Urinary TMAO Levels Are Associated with the Taxonomic Composition of the Gut Microbiota and with the Choline TMA-Lyase Gene (cutC) Harbored by Enterobacteriaceae.

Gut microbiota metabolization of dietary choline may promote atherosclerosis through trimethylamine (TMA), which is rapidly absorbed and converted in the liver to proatherogenic trimethylamine-N-oxide (TMAO). The aim of this study was to verify whether TMAO urinary levels may be associated with the fecal relative abundance of specific bacterial taxa and the bacterial choline TMA-lyase gene cutC. The analysis of sequences available in GenBank grouped the cutC gene into two main clusters, cut-Dd and cut-Kp. A quantitative real-time polymerase chain reaction (qPCR) protocol was developed to quantify cutC and was used with DNA isolated from three fecal samples collected weekly over the course of three consecutive weeks from 16 healthy adults. The same DNA was used for 16S rRNA gene profiling. Concomitantly, urine was used to quantify TMAO by ultra-performance liquid chromatography coupled with tandem mass spectrometry (UPLC-MS/MS). All samples were positive for cutC and TMAO. Correlation analysis showed that the cut-Kp gene cluster was significantly associated with Enterobacteriaceae.
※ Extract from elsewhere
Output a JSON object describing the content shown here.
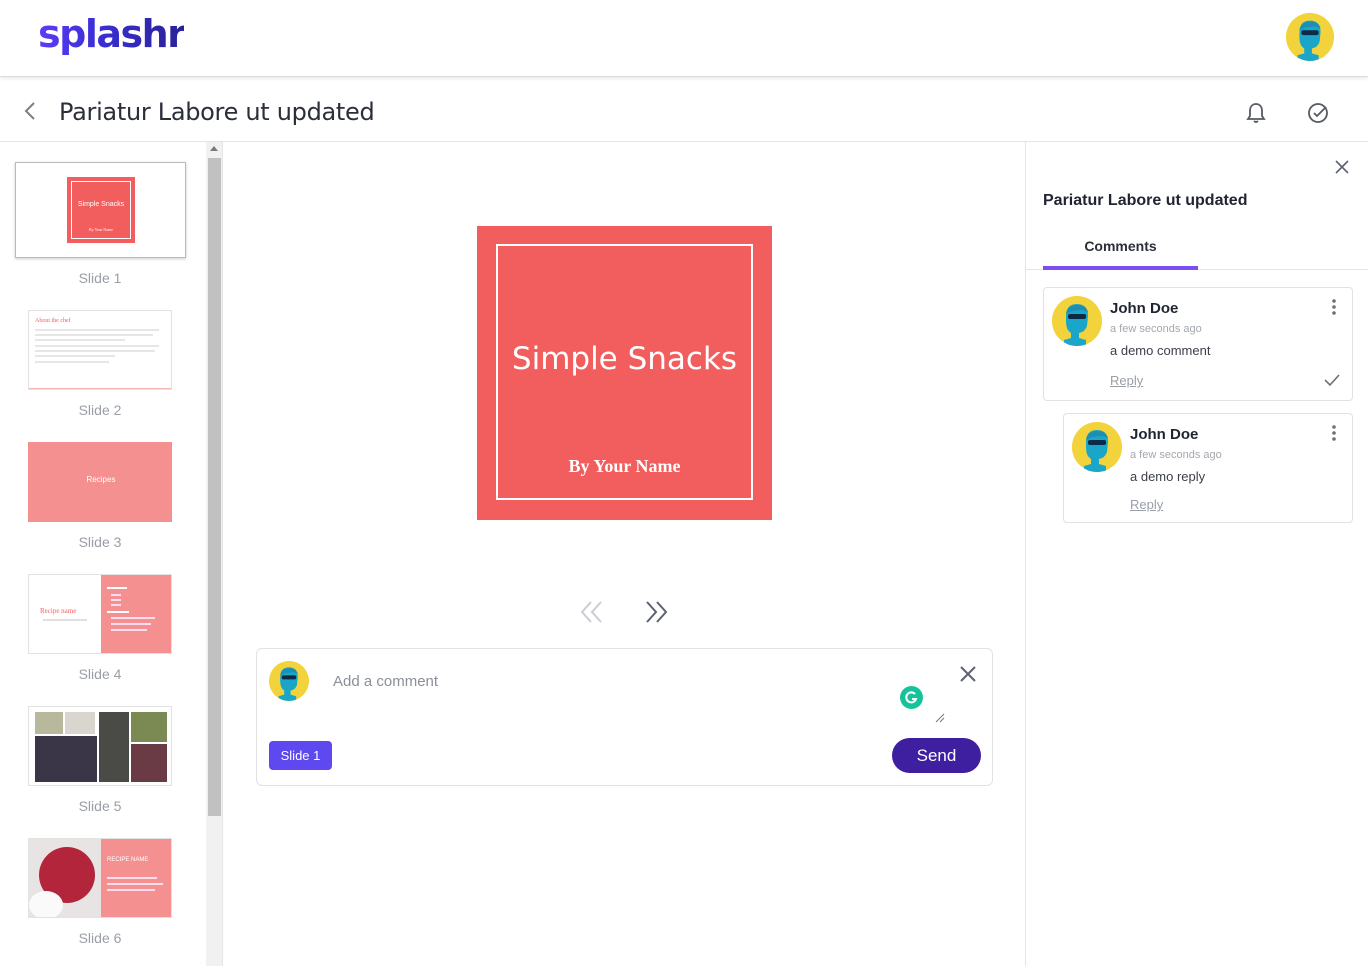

Linear mixed models revealed that urinary TMAO levels may be predicted by fecal cut-Kp and by 23 operational taxonomic units (OTUs). Most of the OTUs significantly associated with TMAO were also significantly associated with cut-Kp, confirming the possible relationship between these two factors. In conclusion, this preliminary method-development study suggests the existence of a relationship between TMAO excreted in urine, specific fecal bacterial OTUs, and a cutC subgroup ascribable to the choline-TMA conversion enzymes of Enterobacteriaceae.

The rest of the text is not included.